Confusion in Knut as Uhuru steps in to end teachers’ pay dispute
The decision was reached yesterday during a meeting at State House involving commissioners of TSC and Kenya National Union of Teachers (Knut) officials to broker a deal on the long-running pay dispute.
President Uhuru said the parties should within one month of the start of the dialogue, “come up with an acceptable Collective Bargaining Agreement.”
TSC chairperson Lydia Nzomo and Knut steering committee members led by union chairman Mudzo Nzili were present, even as Knut Secretary General
Wilson Sossion denied knowledge of any meeting.
“I was not aware of the meeting. I am the holder of the seal of the union and spokesman of the union,” said Mr Sossion, who on Monday said the Trade Union Congress, an umbrella body for trade unions, would campaign against the Jubilee government.
Mr Nzili, however, said: “I was there (State House) with the steering committee and he (Sossion) was aware. We agreed that no teacher will be victimised.”
Asked when he last met the Knut chairman, Sossion said they were together after the Court of Appeal ruling where it was agreed that the union prepares a petition to be filed at the Supreme Court.
“I am waiting for our lawyer to prepare the petition so that I can sign it,” he added.
Nzili was at one point the secretary general of Knut while Sossion was the chairman and they engaged in bitter campaigns in the run-up to the union’s last polls that saw them swap positions after a protracted deal.
A statement from the President released by State House last night said it was agreed that all parties would withdraw all the cases related to the dispute that are pending in courts.
“That further to today’s agreement all matters pertaining to the dispute will be concluded through negotiation. Immediately after the cases are withdrawn, TSC and Knut will meet and begin dialogue,” the statement partly reads.
It went on to note that the talks are to come up with a four-year collective bargaining agreement which will, at a minimum, address the binding advisory by the Salaries and Remuneration Commission on teachers’ pay.
“There must also be full recognition of a basic point: equal pay for equal work. The necessary first step to ending that inequity and ineffectiveness is a job-evaluation exercise, where we determine the level of performance of public officers,” the statement read in part.
TSC had withheld the September pay as a punishment for striking teachers. TSC had for the last three months also stopped deducting the union dues, paralysing operations of over 100 Knut branches countrywide.
“Further, we must consider the circumstances of those teachers who reported for duty during September,2015. In consideration of the circumstances under which they worked in September 2015, I urge TSC to consider paying them appropriate compensation for their extraneous work during that period,” the President directed.
It remains to be seen if Uhuru’s intervention will end the protracted pay dispute that has persisted for years and caused a strike every year for the last nine years.

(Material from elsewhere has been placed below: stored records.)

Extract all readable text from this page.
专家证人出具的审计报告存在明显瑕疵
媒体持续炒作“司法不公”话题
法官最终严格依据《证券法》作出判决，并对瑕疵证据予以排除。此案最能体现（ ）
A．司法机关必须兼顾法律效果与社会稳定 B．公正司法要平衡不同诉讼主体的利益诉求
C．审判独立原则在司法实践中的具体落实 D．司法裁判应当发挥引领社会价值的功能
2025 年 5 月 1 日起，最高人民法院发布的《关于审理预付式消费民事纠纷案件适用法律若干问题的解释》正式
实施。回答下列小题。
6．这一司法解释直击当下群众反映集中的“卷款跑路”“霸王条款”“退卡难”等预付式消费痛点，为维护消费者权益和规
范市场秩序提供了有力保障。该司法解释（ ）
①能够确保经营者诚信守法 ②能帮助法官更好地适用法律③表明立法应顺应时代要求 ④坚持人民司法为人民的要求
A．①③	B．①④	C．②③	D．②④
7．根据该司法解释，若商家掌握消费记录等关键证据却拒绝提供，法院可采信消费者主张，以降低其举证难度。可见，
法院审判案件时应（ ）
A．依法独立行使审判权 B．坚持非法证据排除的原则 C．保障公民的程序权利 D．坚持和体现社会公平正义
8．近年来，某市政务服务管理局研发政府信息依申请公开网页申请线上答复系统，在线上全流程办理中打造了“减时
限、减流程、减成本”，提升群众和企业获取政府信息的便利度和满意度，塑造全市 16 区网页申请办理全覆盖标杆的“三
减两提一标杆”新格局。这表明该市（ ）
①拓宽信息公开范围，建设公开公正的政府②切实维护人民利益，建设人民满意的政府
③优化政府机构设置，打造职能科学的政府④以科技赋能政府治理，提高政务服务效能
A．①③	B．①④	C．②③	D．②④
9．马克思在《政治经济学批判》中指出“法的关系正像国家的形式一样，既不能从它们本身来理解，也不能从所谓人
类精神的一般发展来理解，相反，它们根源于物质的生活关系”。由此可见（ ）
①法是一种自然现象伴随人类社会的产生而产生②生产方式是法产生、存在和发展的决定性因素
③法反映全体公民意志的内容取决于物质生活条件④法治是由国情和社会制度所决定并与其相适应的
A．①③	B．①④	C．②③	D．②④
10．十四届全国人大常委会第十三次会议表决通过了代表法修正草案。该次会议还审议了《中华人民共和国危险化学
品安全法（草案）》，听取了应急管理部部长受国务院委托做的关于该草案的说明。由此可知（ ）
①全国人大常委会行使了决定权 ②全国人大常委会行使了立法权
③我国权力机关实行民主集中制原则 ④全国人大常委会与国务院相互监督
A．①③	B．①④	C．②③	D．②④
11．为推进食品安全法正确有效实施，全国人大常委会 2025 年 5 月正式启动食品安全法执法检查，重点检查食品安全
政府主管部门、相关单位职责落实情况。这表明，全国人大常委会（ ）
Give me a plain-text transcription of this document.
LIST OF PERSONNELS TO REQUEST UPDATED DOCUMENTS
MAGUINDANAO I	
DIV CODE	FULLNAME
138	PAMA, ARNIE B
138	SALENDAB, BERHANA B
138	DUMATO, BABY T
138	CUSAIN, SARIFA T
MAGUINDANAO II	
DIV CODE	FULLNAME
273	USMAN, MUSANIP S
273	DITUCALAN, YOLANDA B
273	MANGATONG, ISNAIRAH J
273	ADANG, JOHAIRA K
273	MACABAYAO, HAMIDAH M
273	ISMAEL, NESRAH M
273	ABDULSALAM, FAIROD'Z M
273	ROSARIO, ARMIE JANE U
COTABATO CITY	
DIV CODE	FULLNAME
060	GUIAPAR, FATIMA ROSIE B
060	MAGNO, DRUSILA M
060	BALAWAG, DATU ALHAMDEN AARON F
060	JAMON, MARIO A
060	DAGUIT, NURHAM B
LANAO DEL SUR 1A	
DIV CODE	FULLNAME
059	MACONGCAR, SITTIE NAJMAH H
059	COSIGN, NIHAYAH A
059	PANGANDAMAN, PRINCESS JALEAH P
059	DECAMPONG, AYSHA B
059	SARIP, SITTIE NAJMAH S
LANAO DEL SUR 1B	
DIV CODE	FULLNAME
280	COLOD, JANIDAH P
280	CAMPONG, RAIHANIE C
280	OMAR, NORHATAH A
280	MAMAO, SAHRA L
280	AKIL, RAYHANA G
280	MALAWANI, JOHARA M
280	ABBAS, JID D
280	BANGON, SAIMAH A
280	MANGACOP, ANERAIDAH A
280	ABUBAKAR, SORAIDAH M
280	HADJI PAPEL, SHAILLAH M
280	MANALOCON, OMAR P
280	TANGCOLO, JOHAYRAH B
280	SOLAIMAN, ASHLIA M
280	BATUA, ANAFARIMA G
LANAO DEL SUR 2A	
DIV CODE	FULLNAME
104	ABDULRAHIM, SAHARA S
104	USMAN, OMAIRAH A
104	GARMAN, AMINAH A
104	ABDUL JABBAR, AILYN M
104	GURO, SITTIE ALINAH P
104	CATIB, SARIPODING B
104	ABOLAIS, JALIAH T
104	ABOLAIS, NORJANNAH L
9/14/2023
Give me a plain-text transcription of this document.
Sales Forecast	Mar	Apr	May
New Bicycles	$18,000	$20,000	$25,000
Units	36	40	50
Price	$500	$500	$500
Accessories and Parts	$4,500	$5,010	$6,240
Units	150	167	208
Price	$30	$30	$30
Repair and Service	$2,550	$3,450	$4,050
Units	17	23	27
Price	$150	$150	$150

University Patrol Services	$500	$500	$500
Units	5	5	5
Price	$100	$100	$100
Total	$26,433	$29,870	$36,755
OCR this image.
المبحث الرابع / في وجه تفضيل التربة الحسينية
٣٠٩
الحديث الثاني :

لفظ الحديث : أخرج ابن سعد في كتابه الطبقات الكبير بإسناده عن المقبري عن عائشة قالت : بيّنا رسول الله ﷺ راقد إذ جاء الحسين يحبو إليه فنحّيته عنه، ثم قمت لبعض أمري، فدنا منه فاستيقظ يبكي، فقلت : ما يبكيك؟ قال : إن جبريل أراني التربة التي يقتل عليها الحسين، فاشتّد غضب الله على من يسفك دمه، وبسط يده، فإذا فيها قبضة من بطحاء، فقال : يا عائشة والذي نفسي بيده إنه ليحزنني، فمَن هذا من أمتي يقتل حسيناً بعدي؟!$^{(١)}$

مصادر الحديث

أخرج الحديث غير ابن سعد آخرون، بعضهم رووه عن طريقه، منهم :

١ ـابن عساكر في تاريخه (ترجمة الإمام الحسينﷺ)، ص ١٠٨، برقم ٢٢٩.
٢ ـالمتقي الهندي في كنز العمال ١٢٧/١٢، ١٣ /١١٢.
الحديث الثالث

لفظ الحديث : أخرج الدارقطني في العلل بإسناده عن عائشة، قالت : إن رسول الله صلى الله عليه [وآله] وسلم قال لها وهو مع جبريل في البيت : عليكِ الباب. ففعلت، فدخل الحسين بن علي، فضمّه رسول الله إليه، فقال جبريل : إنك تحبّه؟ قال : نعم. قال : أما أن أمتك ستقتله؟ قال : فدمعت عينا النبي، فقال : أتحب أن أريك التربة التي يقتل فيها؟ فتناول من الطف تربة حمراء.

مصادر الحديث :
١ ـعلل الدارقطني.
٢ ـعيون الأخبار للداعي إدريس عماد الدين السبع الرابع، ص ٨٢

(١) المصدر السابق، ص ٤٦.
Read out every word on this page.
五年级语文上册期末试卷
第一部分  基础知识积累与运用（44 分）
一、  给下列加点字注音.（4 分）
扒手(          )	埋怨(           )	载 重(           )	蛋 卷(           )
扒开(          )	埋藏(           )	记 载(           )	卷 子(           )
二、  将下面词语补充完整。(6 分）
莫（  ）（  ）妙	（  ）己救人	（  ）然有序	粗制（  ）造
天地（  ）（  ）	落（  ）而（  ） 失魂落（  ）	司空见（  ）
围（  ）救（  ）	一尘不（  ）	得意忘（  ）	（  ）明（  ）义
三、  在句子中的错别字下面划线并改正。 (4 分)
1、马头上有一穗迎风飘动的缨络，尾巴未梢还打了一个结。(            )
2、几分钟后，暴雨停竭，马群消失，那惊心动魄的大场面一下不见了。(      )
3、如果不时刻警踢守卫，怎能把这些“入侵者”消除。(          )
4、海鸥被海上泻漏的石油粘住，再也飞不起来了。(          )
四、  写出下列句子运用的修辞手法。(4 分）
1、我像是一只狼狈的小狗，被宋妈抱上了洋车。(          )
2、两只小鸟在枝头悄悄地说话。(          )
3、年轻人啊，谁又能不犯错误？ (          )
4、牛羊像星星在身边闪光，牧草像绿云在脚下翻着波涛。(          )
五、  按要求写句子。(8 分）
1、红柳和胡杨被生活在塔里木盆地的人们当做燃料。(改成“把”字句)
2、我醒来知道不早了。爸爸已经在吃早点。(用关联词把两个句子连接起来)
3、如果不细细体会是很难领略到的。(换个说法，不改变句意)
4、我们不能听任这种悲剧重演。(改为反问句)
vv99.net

“It is our expectation as a commission that from now on all parties will consider the interests of the child first so that never again should the Kenyan child remain unattended in class when teachers are supposed to be there,” Nzomo said.
Nzili added: “As far as this process is concerned, Knut shall submit to the conditions in the negotiations and I urge TSC to be good here at State House and good in their office because under an atmosphere of peace you do not find any potential for disagreement,” said Nzili.